1. It’s faster than going to court
Did you know that a “traditional” divorce in court can take weeks or even months to process, depending on the complexity of the divorce? If there are child custody issues, significant assets to divide, and various disagreements between parties with lawyers fighting on both sides, the divorce process can truly drag on indefinitely. With divorce mediation, couples often reach all the major necessary agreements within 12 hours of starting the process. This doesn’t include the time it takes to file the paperwork with the relevant authorities, or any attorney time that will be needed to complete necessary forms (depending on where you live). But on the whole, mediation makes the process a lot faster.

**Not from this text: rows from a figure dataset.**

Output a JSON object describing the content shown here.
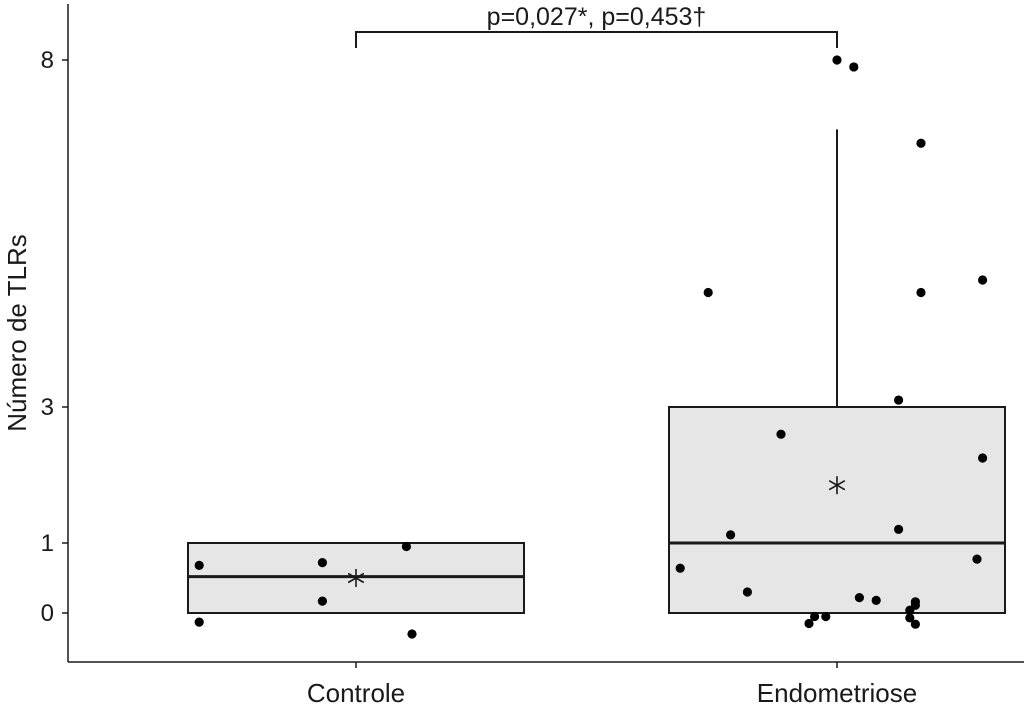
{
  "chart_data": {
    "type": "box",
    "title": "",
    "xlabel": "",
    "ylabel": "Número de TLRs",
    "ytick_labels": [
      "0",
      "1",
      "3",
      "8"
    ],
    "y_axis_breaks": [
      0,
      1,
      3,
      8
    ],
    "ylim": [
      -0.7,
      8.7
    ],
    "grid": false,
    "legend": "none",
    "annotation": "p=0,027*, p=0,453†",
    "colors": {
      "box_fill": "#e6e6e6",
      "outline": "#1a1a1a",
      "points": "#000000"
    },
    "categories": [
      "Controle",
      "Endometriose"
    ],
    "boxes": [
      {
        "category": "Controle",
        "q1": 0,
        "median": 0.52,
        "q3": 1,
        "whisker_low": 0,
        "whisker_high": 1,
        "mean": 0.5
      },
      {
        "category": "Endometriose",
        "q1": 0,
        "median": 1,
        "q3": 3,
        "whisker_low": 0,
        "whisker_high": 7,
        "mean": 1.85
      }
    ],
    "points": [
      {
        "category": "Controle",
        "jitter": -0.28,
        "y": 0.68
      },
      {
        "category": "Controle",
        "jitter": -0.28,
        "y": -0.13
      },
      {
        "category": "Controle",
        "jitter": -0.06,
        "y": 0.72
      },
      {
        "category": "Controle",
        "jitter": -0.06,
        "y": 0.17
      },
      {
        "category": "Controle",
        "jitter": 0.09,
        "y": 0.95
      },
      {
        "category": "Controle",
        "jitter": 0.1,
        "y": -0.3
      },
      {
        "category": "Endometriose",
        "jitter": 0.0,
        "y": 8.0
      },
      {
        "category": "Endometriose",
        "jitter": 0.03,
        "y": 7.9
      },
      {
        "category": "Endometriose",
        "jitter": 0.15,
        "y": 6.8
      },
      {
        "category": "Endometriose",
        "jitter": -0.23,
        "y": 4.65
      },
      {
        "category": "Endometriose",
        "jitter": 0.15,
        "y": 4.65
      },
      {
        "category": "Endometriose",
        "jitter": 0.26,
        "y": 4.83
      },
      {
        "category": "Endometriose",
        "jitter": 0.11,
        "y": 3.1
      },
      {
        "category": "Endometriose",
        "jitter": -0.1,
        "y": 2.6
      },
      {
        "category": "Endometriose",
        "jitter": 0.26,
        "y": 2.25
      },
      {
        "category": "Endometriose",
        "jitter": 0.11,
        "y": 1.2
      },
      {
        "category": "Endometriose",
        "jitter": -0.19,
        "y": 1.12
      },
      {
        "category": "Endometriose",
        "jitter": 0.25,
        "y": 0.77
      },
      {
        "category": "Endometriose",
        "jitter": -0.28,
        "y": 0.64
      },
      {
        "category": "Endometriose",
        "jitter": -0.16,
        "y": 0.3
      },
      {
        "category": "Endometriose",
        "jitter": 0.04,
        "y": 0.22
      },
      {
        "category": "Endometriose",
        "jitter": 0.07,
        "y": 0.18
      },
      {
        "category": "Endometriose",
        "jitter": 0.14,
        "y": 0.16
      },
      {
        "category": "Endometriose",
        "jitter": 0.14,
        "y": 0.11
      },
      {
        "category": "Endometriose",
        "jitter": 0.13,
        "y": 0.04
      },
      {
        "category": "Endometriose",
        "jitter": -0.04,
        "y": -0.05
      },
      {
        "category": "Endometriose",
        "jitter": -0.02,
        "y": -0.05
      },
      {
        "category": "Endometriose",
        "jitter": 0.13,
        "y": -0.07
      },
      {
        "category": "Endometriose",
        "jitter": -0.05,
        "y": -0.15
      },
      {
        "category": "Endometriose",
        "jitter": 0.14,
        "y": -0.16
      }
    ]
  }
}
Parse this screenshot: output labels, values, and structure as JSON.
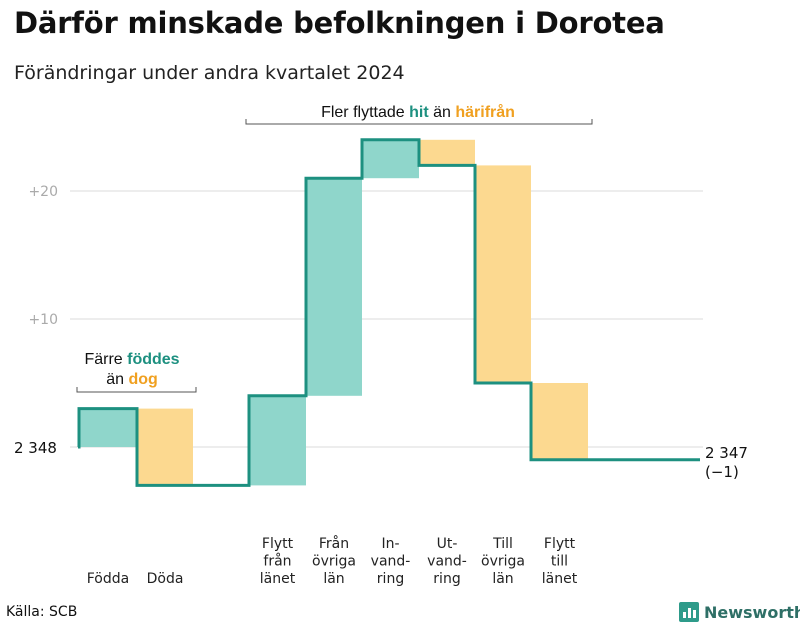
{
  "title": "Därför minskade befolkningen i Dorotea",
  "subtitle": "Förändringar under andra kvartalet 2024",
  "source": "Källa: SCB",
  "brand": "Newsworthy",
  "colors": {
    "increase": "#8fd6cb",
    "decrease": "#fcd990",
    "line": "#1d9080",
    "grid": "#e2e2e2",
    "teal_text": "#1d9080",
    "orange_text": "#f0a020"
  },
  "chart_data": {
    "type": "waterfall",
    "start_value": 2348,
    "start_label": "2 348",
    "end_value": 2347,
    "end_label": "2 347",
    "end_change_label": "(−1)",
    "ylim": [
      -3,
      24
    ],
    "yticks": [
      {
        "value": 20,
        "label": "+20"
      },
      {
        "value": 10,
        "label": "+10"
      }
    ],
    "steps": [
      {
        "label_lines": [
          "Födda"
        ],
        "change": 3,
        "kind": "increase"
      },
      {
        "label_lines": [
          "Döda"
        ],
        "change": -6,
        "kind": "decrease"
      },
      {
        "label_lines": [
          "Flytt",
          "från",
          "länet"
        ],
        "change": 7,
        "kind": "increase"
      },
      {
        "label_lines": [
          "Från",
          "övriga",
          "län"
        ],
        "change": 17,
        "kind": "increase"
      },
      {
        "label_lines": [
          "In-",
          "vand-",
          "ring"
        ],
        "change": 3,
        "kind": "increase"
      },
      {
        "label_lines": [
          "Ut-",
          "vand-",
          "ring"
        ],
        "change": -2,
        "kind": "decrease"
      },
      {
        "label_lines": [
          "Till",
          "övriga",
          "län"
        ],
        "change": -17,
        "kind": "decrease"
      },
      {
        "label_lines": [
          "Flytt",
          "till",
          "länet"
        ],
        "change": -6,
        "kind": "decrease"
      }
    ],
    "annotations": {
      "natural": {
        "line1_prefix": "Färre ",
        "line1_highlight": "föddes",
        "line2_prefix": "än ",
        "line2_highlight": "dog"
      },
      "migration": {
        "prefix": "Fler flyttade ",
        "highlight1": "hit",
        "middle": " än ",
        "highlight2": "härifrån"
      }
    }
  }
}
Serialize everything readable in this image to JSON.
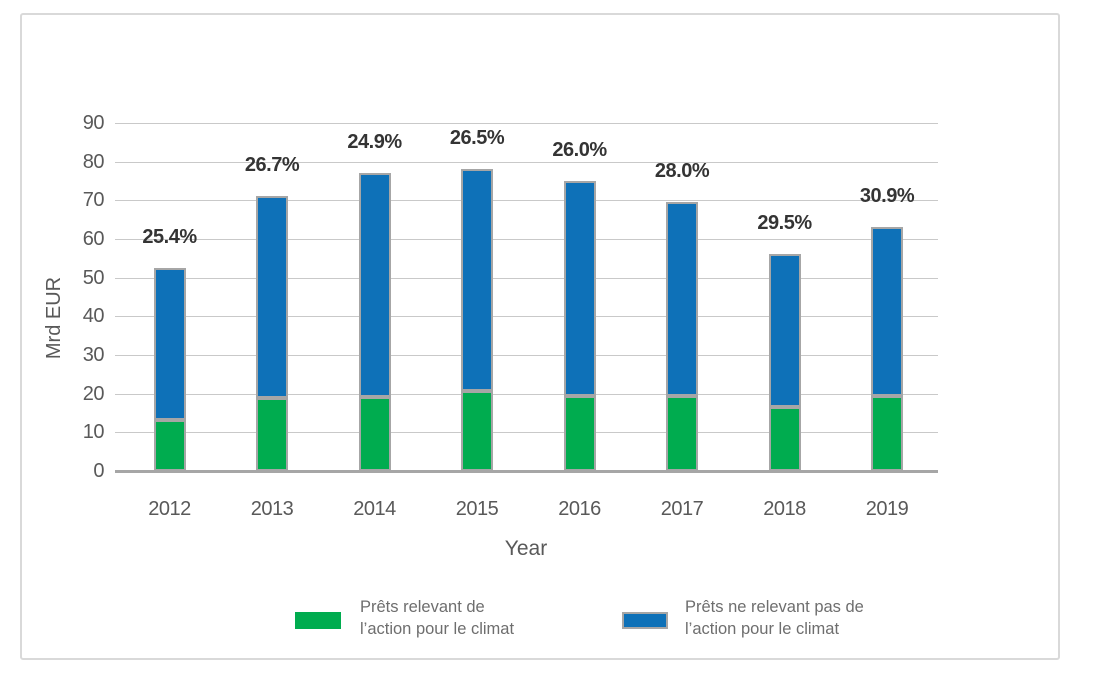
{
  "chart_data": {
    "type": "bar",
    "stacked": true,
    "title": "",
    "xlabel": "Year",
    "ylabel": "Mrd EUR",
    "ylim": [
      0,
      90
    ],
    "ytick_step": 10,
    "grid": true,
    "legend_position": "bottom",
    "categories": [
      "2012",
      "2013",
      "2014",
      "2015",
      "2016",
      "2017",
      "2018",
      "2019"
    ],
    "series": [
      {
        "name": "Prêts relevant de l’action pour le climat",
        "color": "#00ac4f",
        "values": [
          13.3,
          19.0,
          19.2,
          20.7,
          19.5,
          19.5,
          16.5,
          19.5
        ]
      },
      {
        "name": "Prêts ne relevant pas de l’action pour le climat",
        "color": "#0e71b8",
        "values": [
          39.2,
          52.0,
          57.8,
          57.3,
          55.5,
          50.0,
          39.5,
          43.5
        ]
      }
    ],
    "bar_labels": [
      "25.4%",
      "26.7%",
      "24.9%",
      "26.5%",
      "26.0%",
      "28.0%",
      "29.5%",
      "30.9%"
    ]
  },
  "legend": {
    "items": [
      {
        "line1": "Prêts relevant de",
        "line2": "l’action pour le climat",
        "color": "#00ac4f",
        "border": "none"
      },
      {
        "line1": "Prêts ne relevant pas de",
        "line2": "l’action pour le climat",
        "color": "#0e71b8",
        "border": "#a6a6a6"
      }
    ]
  },
  "colors": {
    "bar_border": "#a6a6a6",
    "gridline": "#c9c9c9",
    "axis_line": "#a6a6a6",
    "tick_text": "#595959",
    "percent_text": "#343434",
    "legend_text": "#6e6e6e",
    "frame_border": "#d9d9d9",
    "background": "#ffffff"
  }
}
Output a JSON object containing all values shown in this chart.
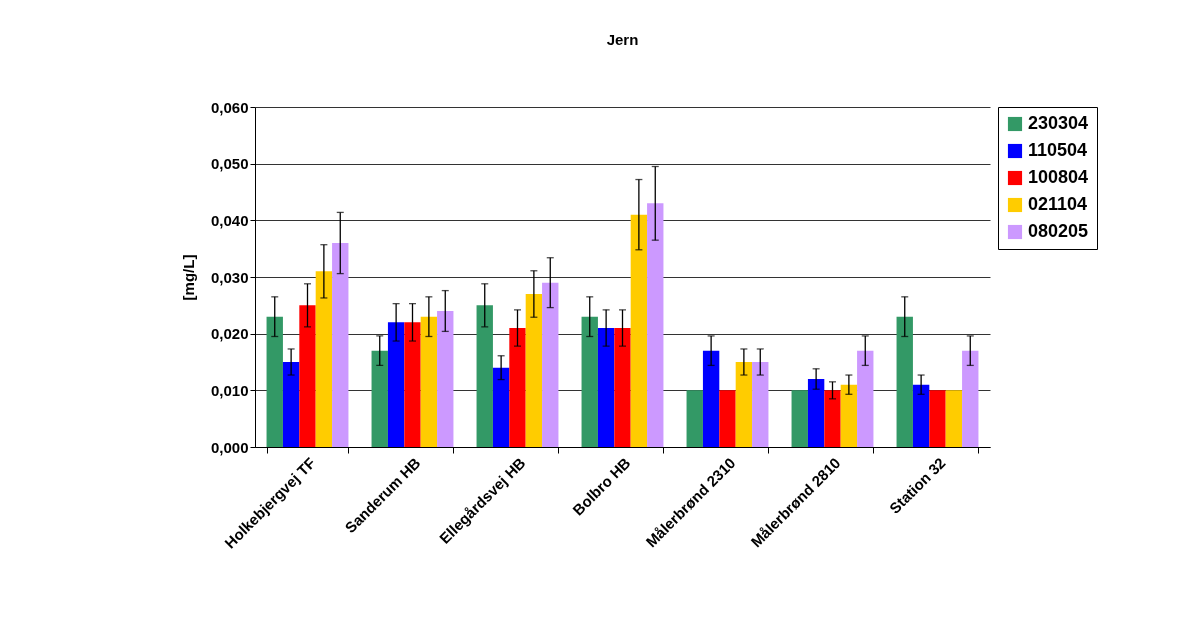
{
  "chart_data": {
    "type": "bar",
    "title": "Jern",
    "ylabel": "[mg/L]",
    "categories": [
      "Holkebjergvej TF",
      "Sanderum HB",
      "Ellegårdsvej HB",
      "Bolbro HB",
      "Målerbrønd 2310",
      "Målerbrønd 2810",
      "Station 32"
    ],
    "series": [
      {
        "name": "230304",
        "color": "#339966",
        "values": [
          0.023,
          0.017,
          0.025,
          0.023,
          0.01,
          0.01,
          0.023
        ],
        "errors": [
          0.0035,
          0.0026,
          0.0038,
          0.0035,
          null,
          null,
          0.0035
        ]
      },
      {
        "name": "110504",
        "color": "#0000ff",
        "values": [
          0.015,
          0.022,
          0.014,
          0.021,
          0.017,
          0.012,
          0.011
        ],
        "errors": [
          0.0023,
          0.0033,
          0.0021,
          0.0032,
          0.0026,
          0.0018,
          0.0017
        ]
      },
      {
        "name": "100804",
        "color": "#ff0000",
        "values": [
          0.025,
          0.022,
          0.021,
          0.021,
          0.01,
          0.01,
          0.01
        ],
        "errors": [
          0.0038,
          0.0033,
          0.0032,
          0.0032,
          null,
          0.0015,
          null
        ]
      },
      {
        "name": "021104",
        "color": "#ffcc00",
        "values": [
          0.031,
          0.023,
          0.027,
          0.041,
          0.015,
          0.011,
          0.01
        ],
        "errors": [
          0.0047,
          0.0035,
          0.0041,
          0.0062,
          0.0023,
          0.0017,
          null
        ]
      },
      {
        "name": "080205",
        "color": "#cc99ff",
        "values": [
          0.036,
          0.024,
          0.029,
          0.043,
          0.015,
          0.017,
          0.017
        ],
        "errors": [
          0.0054,
          0.0036,
          0.0044,
          0.0065,
          0.0023,
          0.0026,
          0.0026
        ]
      }
    ],
    "ylim": [
      0,
      0.06
    ],
    "yticks": [
      {
        "value": 0,
        "label": "0,000"
      },
      {
        "value": 0.01,
        "label": "0,010"
      },
      {
        "value": 0.02,
        "label": "0,020"
      },
      {
        "value": 0.03,
        "label": "0,030"
      },
      {
        "value": 0.04,
        "label": "0,040"
      },
      {
        "value": 0.05,
        "label": "0,050"
      },
      {
        "value": 0.06,
        "label": "0,060"
      }
    ],
    "grid": "y",
    "legend": "right"
  }
}
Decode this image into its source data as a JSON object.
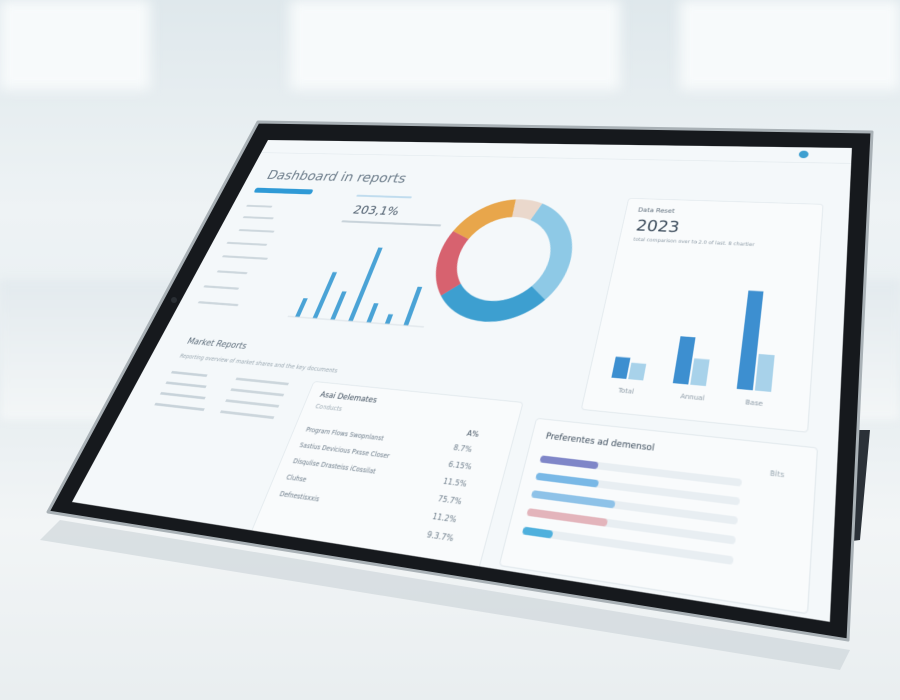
{
  "dashboard": {
    "title": "Dashboard in reports",
    "kpi_left": {
      "value": "203,1%"
    },
    "kpi_right": {
      "label": "Data Reset",
      "value": "2023",
      "caption": "total comparison over to 2.0 of last. 8 chartier"
    },
    "donut": {
      "segments": [
        {
          "value": 30,
          "color": "#8ec9e6"
        },
        {
          "value": 28,
          "color": "#3d9fd0"
        },
        {
          "value": 18,
          "color": "#d7626f"
        },
        {
          "value": 17,
          "color": "#e8a64b"
        },
        {
          "value": 7,
          "color": "#ead8cc"
        }
      ]
    },
    "left_bars": {
      "values": [
        2,
        5,
        3,
        8,
        2,
        1,
        4
      ],
      "color": "#4aa3d6"
    },
    "right_bars": {
      "labels": [
        "Total",
        "Annual",
        "Base"
      ],
      "groups": [
        [
          18,
          14
        ],
        [
          40,
          22
        ],
        [
          85,
          30
        ]
      ],
      "colors": [
        "#3d8fd0",
        "#a8d2ea"
      ]
    },
    "market": {
      "title": "Market Reports",
      "text": "Reporting overview of market shares and the key documents"
    },
    "table": {
      "title": "Asai Delemates",
      "subtitle": "Conducts",
      "column": "A%",
      "rows": [
        {
          "label": "Program Flows Swopnlanst",
          "value": "8.7%"
        },
        {
          "label": "Sastius Devicious Pxsse Closer",
          "value": "6.15%"
        },
        {
          "label": "Disqulise Drasteiss iCossilat",
          "value": "11.5%"
        },
        {
          "label": "Cluhse",
          "value": "75.7%"
        },
        {
          "label": "Defnestisxxis",
          "value": "11.2%"
        },
        {
          "label": "",
          "value": "9.3.7%"
        }
      ]
    },
    "performance": {
      "title": "Preferentes ad demensol",
      "tag": "Bits",
      "bars": [
        {
          "value": 0.3,
          "color": "#7f86c8"
        },
        {
          "value": 0.32,
          "color": "#79b8e6"
        },
        {
          "value": 0.42,
          "color": "#8ec2e8"
        },
        {
          "value": 0.4,
          "color": "#e3b4bb"
        },
        {
          "value": 0.15,
          "color": "#4fb0dd"
        }
      ]
    }
  }
}
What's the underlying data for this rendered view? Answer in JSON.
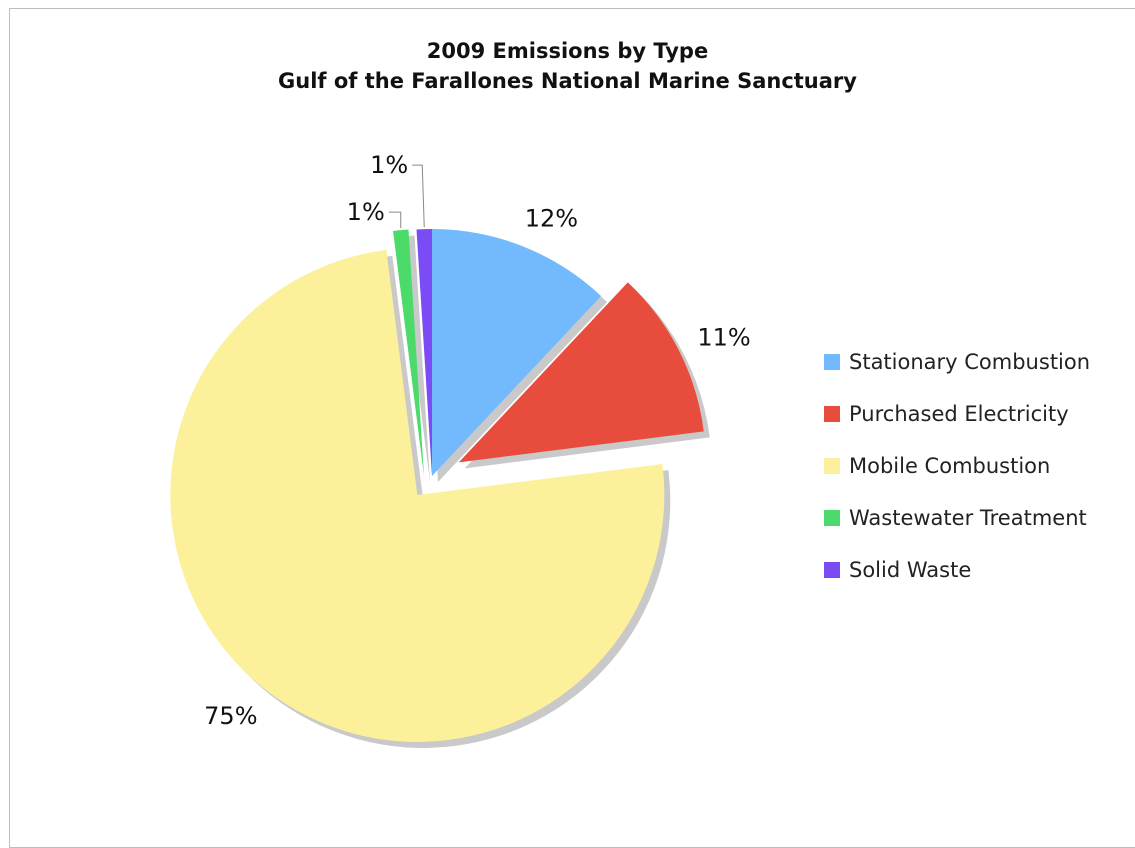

2. Your privacy stays intact
Another rough thing about having a courtroom divorce is that you lose a lot of privacy, since those court records are public by law. If you don’t want the details of your divorce exposed in that way, divorce mediation is a great alternative because it entails a confidential process by which couples can preserve many aspects of privacy during the divorce process.
3. It’s cheaper
Imagine the legal fees incurred in a long and contentious divorce, where both sides have hired attorneys to fight tooth and nail for their interests. You might not even have to imagine it — you or someone you know might have been through it before! It’s possible to throw a lot of money away on arguments during divorce. Mediating those differences in a more efficient way can save a lot of money.
4. It’s better for the kids
What happens when a contentious and bitter divorce involves children and child custody issues? If the divorce is long and difficult, and if one or both parties are disgruntled with the results, the co-parenting situation can be worse for the kids. Mediation focuses more on what matters: Long term solutions and equilibrium that is best for everyone involved. There many not be anything such as a perfect divorce, but there is a best possible scenario for everyone involved — especially the children.
5. It takes things out of the judge’s hands
When you go through a standard courtroom divorce, where both parties are relying on a judge to make decisions that the divorcing couple were unable to make on their own, you’re essentially giving the power of your decisions to someone else. Divorce mediation keeps that power within the scope of the divorcing couple by focusing on constructive dialogues and solutions that lead to efficient outcomes, both in terms of parenting and finances.